In: Accounting
Costing methods can be broadly divided into 2 categories
1. Inventory costing: The costing method used to determine the value of closing stock is known as inventory costing. Various ways in which inventory can be measured is:
(a) FIFO method: The first in first out (FIFO) method is the most commonly used method for inventory valuation. It is used if a company wants to include in its closing stock, the value of goods which were bought more recently.
(b) LIFO method: LIFO method determines the price of inventory by assuming that the last item of inventory purchased is the first one sold. In an inflanatory economy, companies may find it beneficial to use LIFO method.
(c) Weighted average method: Business where inventories cannot be differentiated easily use weighted average method.
2. Product costing: This is used to calculate the total cost which need to be assigned to the production of a particular product (material, labor and overhead)
(a) Job costing: This is used when the cost needs to be assigned to a particular "job", rather than a "process"
(b) Standard costing: Certained standards are set for the costs to be incurred during a given period. Actual and budgeted costs are compared to calculate variances and identify areas of improvement.

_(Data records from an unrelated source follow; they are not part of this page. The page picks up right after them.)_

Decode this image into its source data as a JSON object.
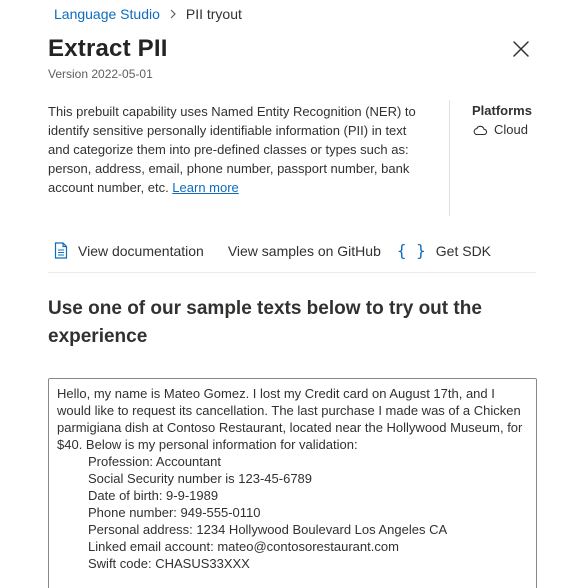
{
  "breadcrumb": {
    "root": "Language Studio",
    "current": "PII tryout"
  },
  "header": {
    "title": "Extract PII",
    "version": "Version 2022-05-01"
  },
  "description": {
    "text": "This prebuilt capability uses Named Entity Recognition (NER) to identify sensitive personally identifiable information (PII) in text and categorize them into pre-defined classes or types such as: person, address, email, phone number, passport number, bank account number, etc. ",
    "link": "Learn more"
  },
  "platforms": {
    "title": "Platforms",
    "item": "Cloud"
  },
  "links": {
    "documentation": "View documentation",
    "github": "View samples on GitHub",
    "sdk": "Get SDK"
  },
  "section": {
    "title": "Use one of our sample texts below to try out the experience"
  },
  "sample": {
    "intro": "Hello, my name is Mateo Gomez. I lost my Credit card on August 17th, and I would like to request its cancellation. The last purchase I made was of a Chicken parmigiana dish at Contoso Restaurant, located near the Hollywood Museum, for $40. Below is my personal information for validation:",
    "details": [
      "Profession: Accountant",
      "Social Security number is 123-45-6789",
      "Date of birth: 9-9-1989",
      "Phone number: 949-555-0110",
      "Personal address: 1234 Hollywood Boulevard Los Angeles CA",
      "Linked email account: mateo@contosorestaurant.com",
      "Swift code: CHASUS33XXX"
    ]
  },
  "icons": {
    "separator": "chevron-right-icon",
    "close": "close-icon",
    "platform": "cloud-icon",
    "documentation": "document-icon",
    "sdk": "code-braces-icon"
  },
  "colors": {
    "link": "#0f6cbd",
    "text": "#323130",
    "muted": "#605e5c",
    "border": "#8a8886"
  }
}
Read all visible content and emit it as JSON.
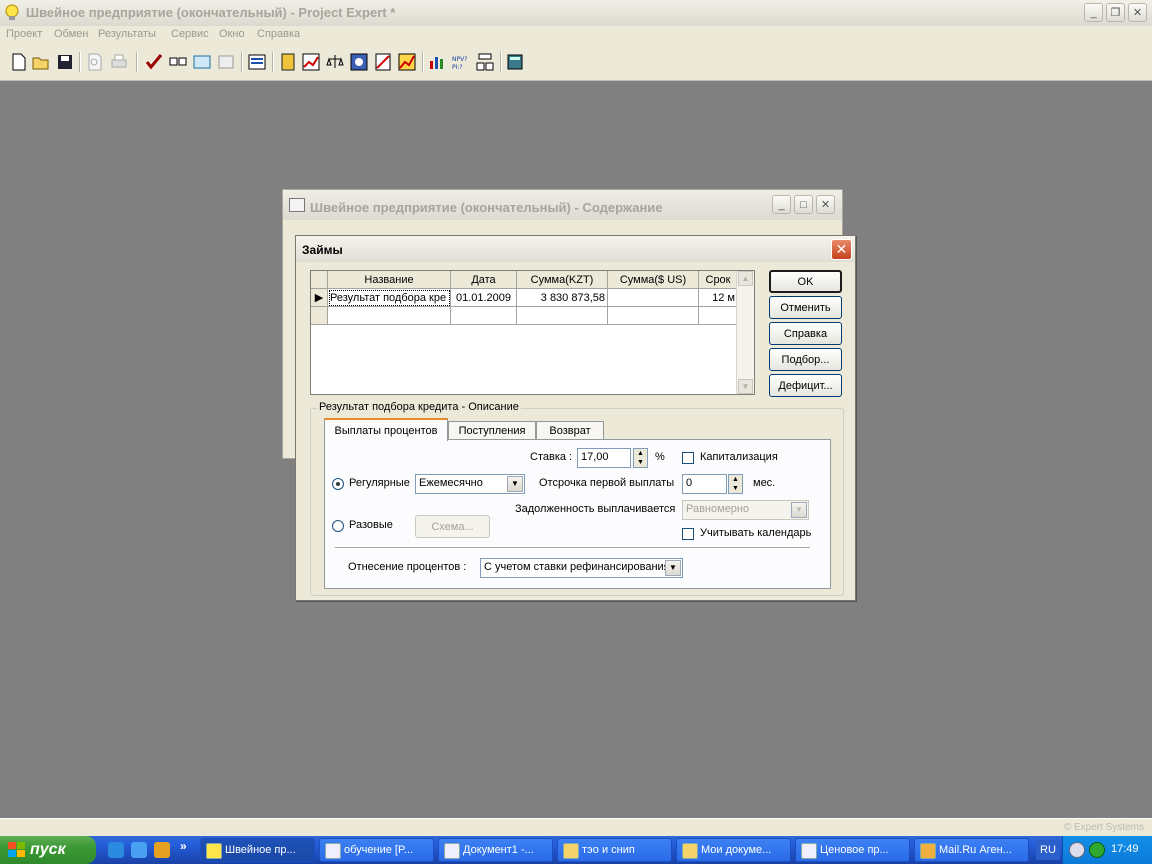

(c) Activity based costing: When multiple products are produced, involving same activities, this method can be really useful in a proper allocation of overhead activities, to get a better financial data of every product individually.
(d) Target costing: Setting a target cost by subtracting the desired profit margin from the sales price. This is used if the management is looking for a proactive cost planning strategy i.e. costs are planned early in the life cycle of product manufacturing.